We talked about where we were from, what types of music we listened to, the benefits of having a single room, the rampant use of legal and illegal drugs and cheating on college campuses. George and I came from divorced families and funny enough we all played the guitar and had previously been in bands. Tim said he gave up on his dreams of Rock Stardom because of the insincerity of the music industry.
We talked about President Clinton’s election and our siblings. George had and older sister. Tim said she was “Hot” and I told them how my brother took off to be a cowboy in Colorado and find himself. Tim thought it was “Kick ass”.
Tim scanned my room every few moments and looked to the cubbyhole on the right side of the room. On top of the built in shelves below the mirror were my over-the-counter medications.
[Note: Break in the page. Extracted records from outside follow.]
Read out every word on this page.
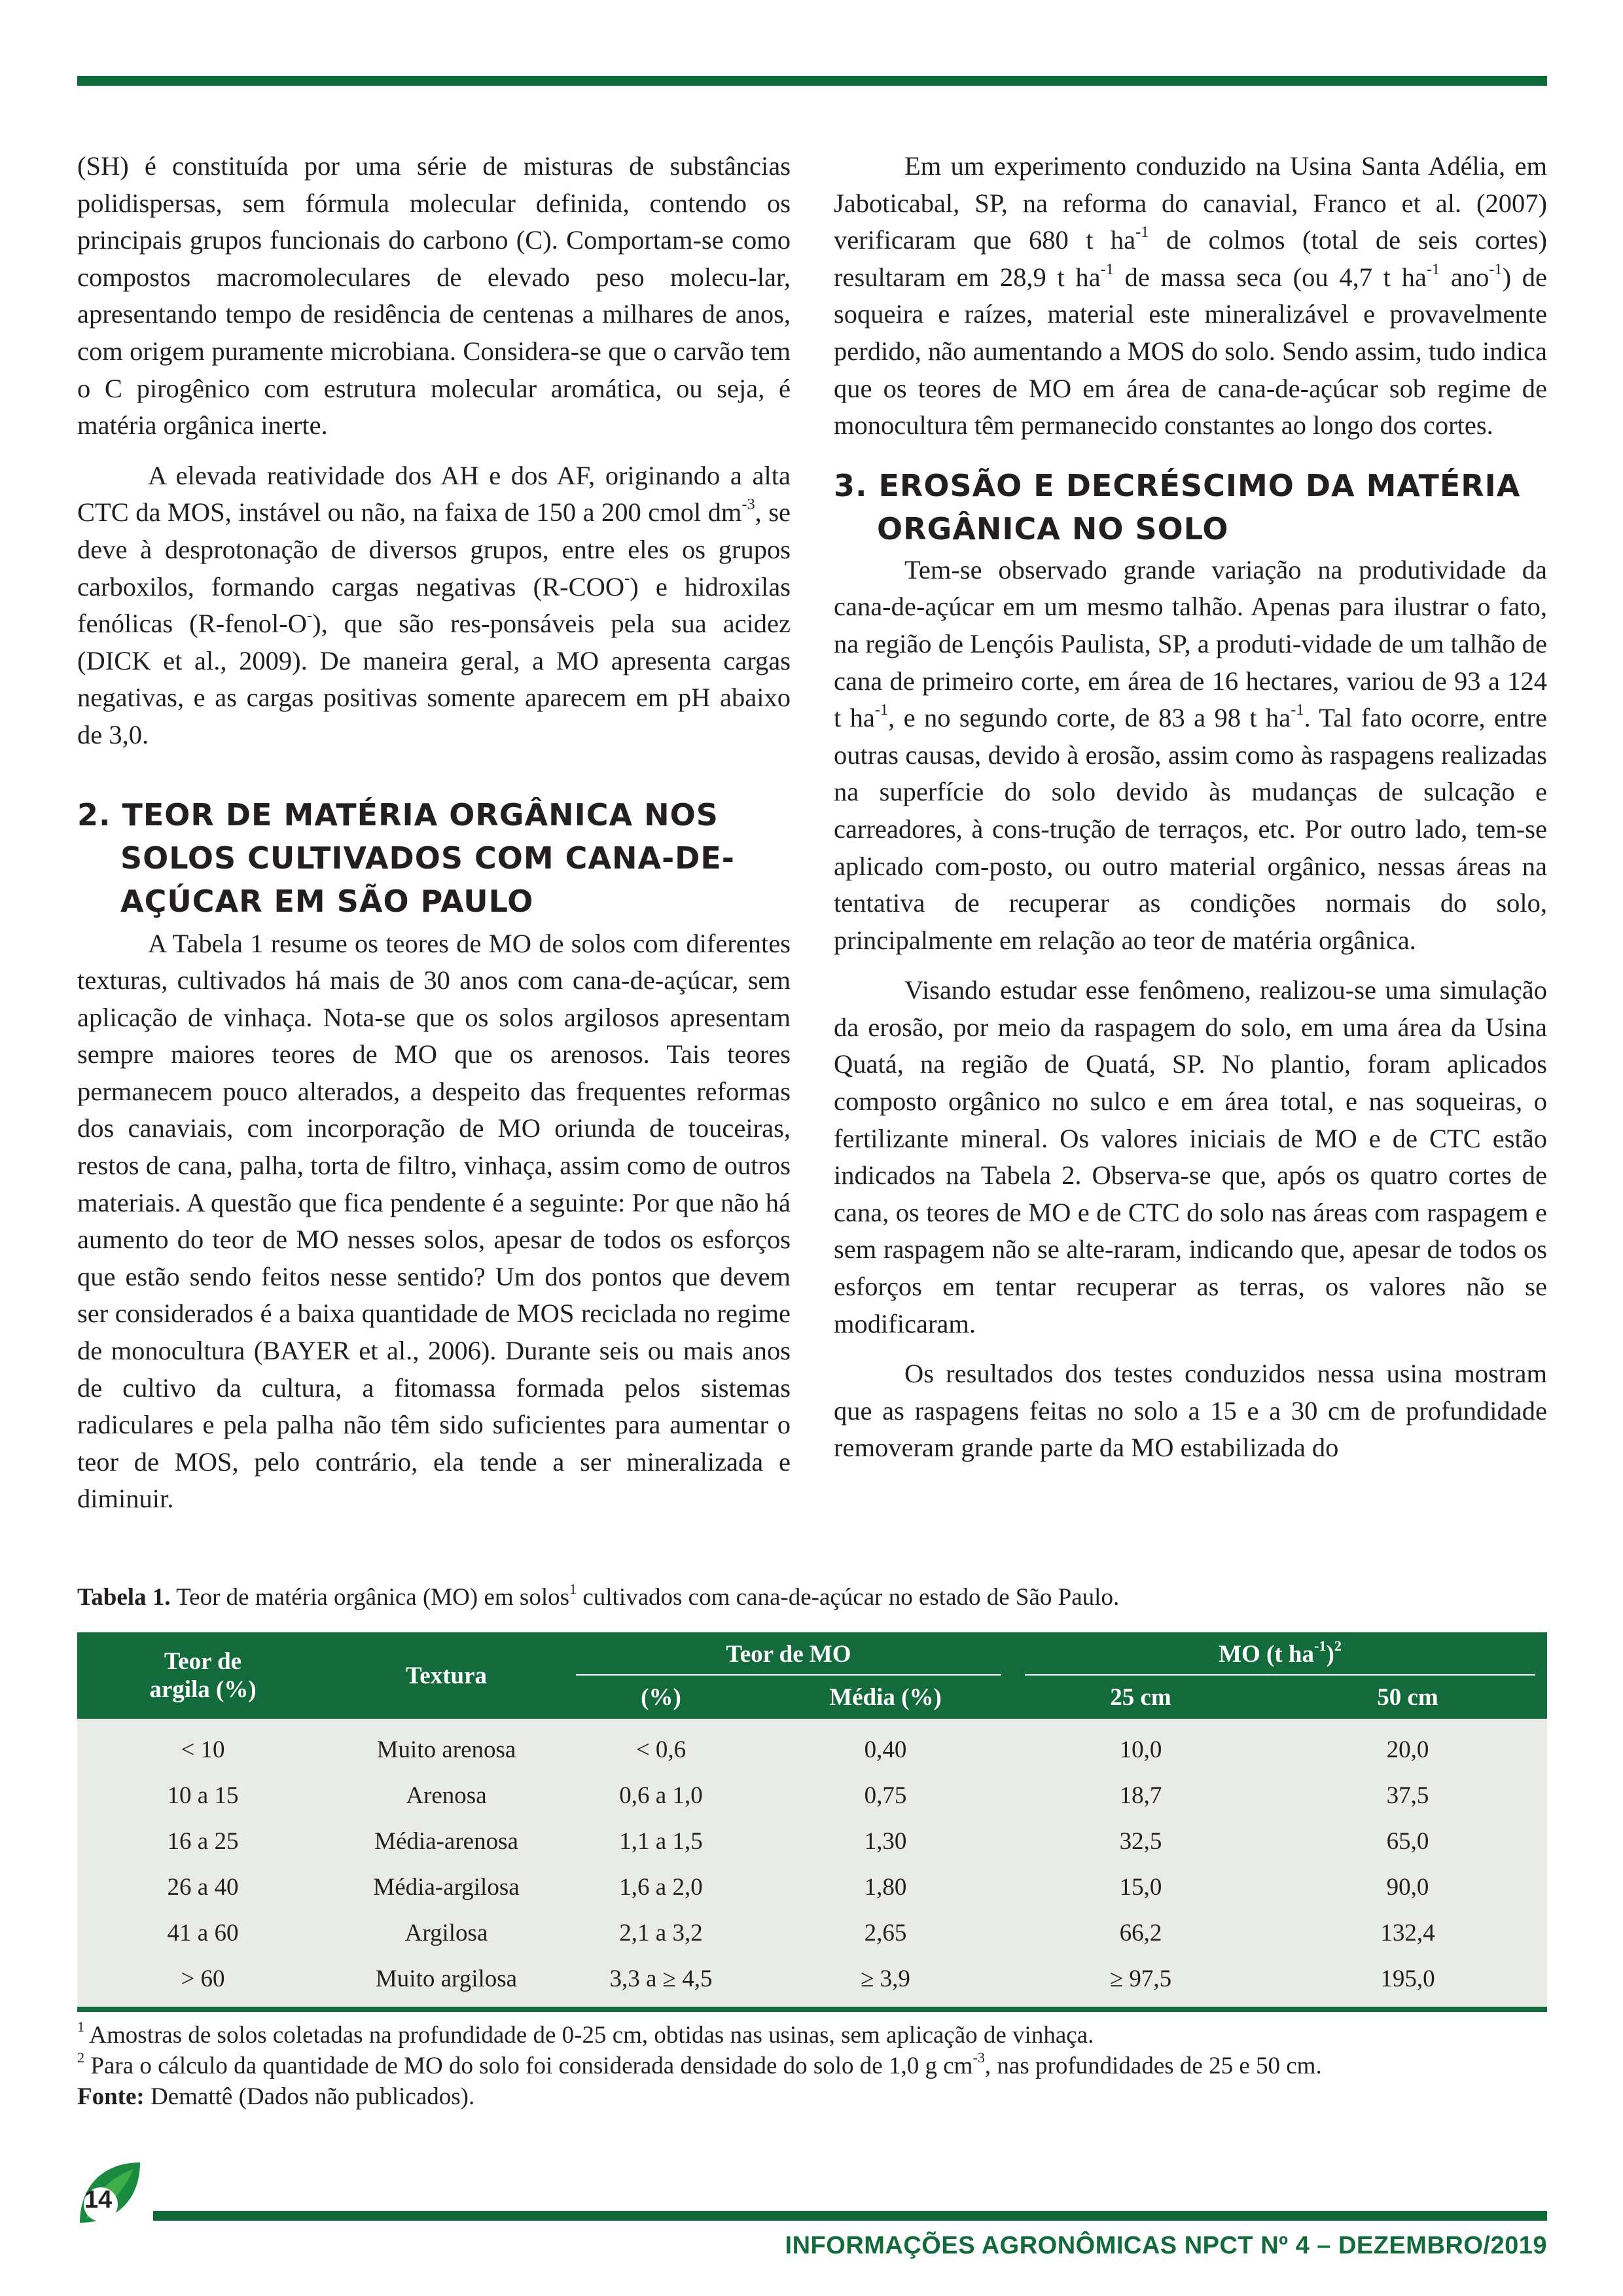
(SH) é constituída por uma série de misturas de substâncias polidispersas, sem fórmula molecular definida, contendo os principais grupos funcionais do carbono (C). Comportam-se como compostos macromoleculares de elevado peso molecu-lar, apresentando tempo de residência de centenas a milhares de anos, com origem puramente microbiana. Considera-se que o carvão tem o C pirogênico com estrutura molecular aromática, ou seja, é matéria orgânica inerte.

A elevada reatividade dos AH e dos AF, originando a alta CTC da MOS, instável ou não, na faixa de 150 a 200 cmol $dm^{-3}$, se deve à desprotonação de diversos grupos, entre eles os grupos carboxilos, formando cargas negativas (R-COO-) e hidroxilas fenólicas (R-fenol-O-), que são res-ponsáveis pela sua acidez (DICK et al., 2009). De maneira geral, a MO apresenta cargas negativas, e as cargas positivas somente aparecem em pH abaixo de 3,0.

2. TEOR DE MATÉRIA ORGÂNICA NOS SOLOS CULTIVADOS COM CANA-DE-AÇÚCAR EM SÃO PAULO

A Tabela 1 resume os teores de MO de solos com diferentes texturas, cultivados há mais de 30 anos com cana-de-açúcar, sem aplicação de vinhaça. Nota-se que os solos argilosos apresentam sempre maiores teores de MO que os arenosos. Tais teores permanecem pouco alterados, a despeito das frequentes reformas dos canaviais, com incorporação de MO oriunda de touceiras, restos de cana, palha, torta de filtro, vinhaça, assim como de outros materiais. A questão que fica pendente é a seguinte: Por que não há aumento do teor de MO nesses solos, apesar de todos os esforços que estão sendo feitos nesse sentido? Um dos pontos que devem ser considerados é a baixa quantidade de MOS reciclada no regime de monocultura (BAYER et al., 2006). Durante seis ou mais anos de cultivo da cultura, a fitomassa formada pelos sistemas radiculares e pela palha não têm sido suficientes para aumentar o teor de MOS, pelo contrário, ela tende a ser mineralizada e diminuir.

Em um experimento conduzido na Usina Santa Adélia, em Jaboticabal, SP, na reforma do canavial, Franco et al. (2007) verificaram que 680 t $ha^{-1}$ de colmos (total de seis cortes) resultaram em 28,9 t $ha^{-1}$ de massa seca (ou 4,7 t $ha^{-1}$ ano$^{-1}$) de soqueira e raízes, material este mineralizável e provavelmente perdido, não aumentando a MOS do solo. Sendo assim, tudo indica que os teores de MO em área de cana-de-açúcar sob regime de monocultura têm permanecido constantes ao longo dos cortes.

3. EROSÃO E DECRÉSCIMO DA MATÉRIA ORGÂNICA NO SOLO

Tem-se observado grande variação na produtividade da cana-de-açúcar em um mesmo talhão. Apenas para ilustrar o fato, na região de Lençóis Paulista, SP, a produti-vidade de um talhão de cana de primeiro corte, em área de 16 hectares, variou de 93 a 124 t $ha^{-1}$, e no segundo corte, de 83 a 98 t $ha^{-1}$. Tal fato ocorre, entre outras causas, devido à erosão, assim como às raspagens realizadas na superfície do solo devido às mudanças de sulcação e carreadores, à cons-trução de terraços, etc. Por outro lado, tem-se aplicado com-posto, ou outro material orgânico, nessas áreas na tentativa de recuperar as condições normais do solo, principalmente em relação ao teor de matéria orgânica.

Visando estudar esse fenômeno, realizou-se uma simulação da erosão, por meio da raspagem do solo, em uma área da Usina Quatá, na região de Quatá, SP. No plantio, foram aplicados composto orgânico no sulco e em área total, e nas soqueiras, o fertilizante mineral. Os valores iniciais de MO e de CTC estão indicados na Tabela 2. Observa-se que, após os quatro cortes de cana, os teores de MO e de CTC do solo nas áreas com raspagem e sem raspagem não se alte-raram, indicando que, apesar de todos os esforços em tentar recuperar as terras, os valores não se modificaram.

Os resultados dos testes conduzidos nessa usina mostram que as raspagens feitas no solo a 15 e a 30 cm de profundidade removeram grande parte da MO estabilizada do

Tabela 1. Teor de matéria orgânica (MO) em solos$^1$ cultivados com cana-de-açúcar no estado de São Paulo.
Teor de argila (%)	Textura	Teor de MO		MO (t $ha^{-1})^2$
		(%)	Média (%)	25 cm	50 cm
< 10	Muito arenosa	< 0,6	0,40	10,0	20,0
10 a 15	Arenosa	0,6 a 1,0	0,75	18,7	37,5
16 a 25	Média-arenosa	1,1 a 1,5	1,30	32,5	65,0
26 a 40	Média-argilosa	1,6 a 2,0	1,80	15,0	90,0
41 a 60	Argilosa	2,1 a 3,2	2,65	66,2	132,4
> 60	Muito argilosa	3,3 a ≥ 4,5	≥ 3,9	≥ 97,5	195,0

$^1$ Amostras de solos coletadas na profundidade de 0-25 cm, obtidas nas usinas, sem aplicação de vinhaça.

$^2$ Para o cálculo da quantidade de MO do solo foi considerada densidade do solo de 1,0 g $cm^{-3}$, nas profundidades de 25 e 50 cm.

Fonte: Demattê (Dados não publicados).

14
INFORMAÇÕES AGRONÔMICAS NPCT Nº 4 – DEZEMBRO/2019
He advised me to hide the cough syrup because there was an incident the year before when a guy went to the hospital because he did too many Robo-shots. He explained that was when you drank cough syrup and booze to make it “more fun” but now RA’s are on the look out for it.
George told me not to worry and said if I needed a pick-me-up that nearly half the students were on Ritalin and it’s easy to get. After about an hour of discussing where the party houses were located I asked them, “So, why am I being treated like a leper?”
“Dude come on! Not like you tried to hang out. We thought, at least Tim and I did, that we’d give you some space. Got a question, some of the floor is going out tonight, want to come?” George asked to my surprise.
“Thursday night?” I asked as my eyes became slits.
They shook their heads as if they were the grandparents of a three year old who just said “fuck” in front of them.
“Thursday is the biggest party night at this school,” George said.
“So, you coming out or are you gonna be a hermit?” Tim asked with a curled up lip as he stared into my eyes.
I blinked.
“Sure.”
Later, George and Tim yanked me from my room and we met two other guys from the hall at the entrance of the chapel on the other side of the campus. There were no introductions but they nodded at me in recognition. The other guys took off down the street because they said they needed to get supplies and left Tim, George and me on the curb. We pack of jackals began to prowl the nearby streets nicknamed Fraternity Row and stalked a party house named the Shed. Nervous, but not alone, I pushed through the fear and dense Southern air thinking I was prepared for anything.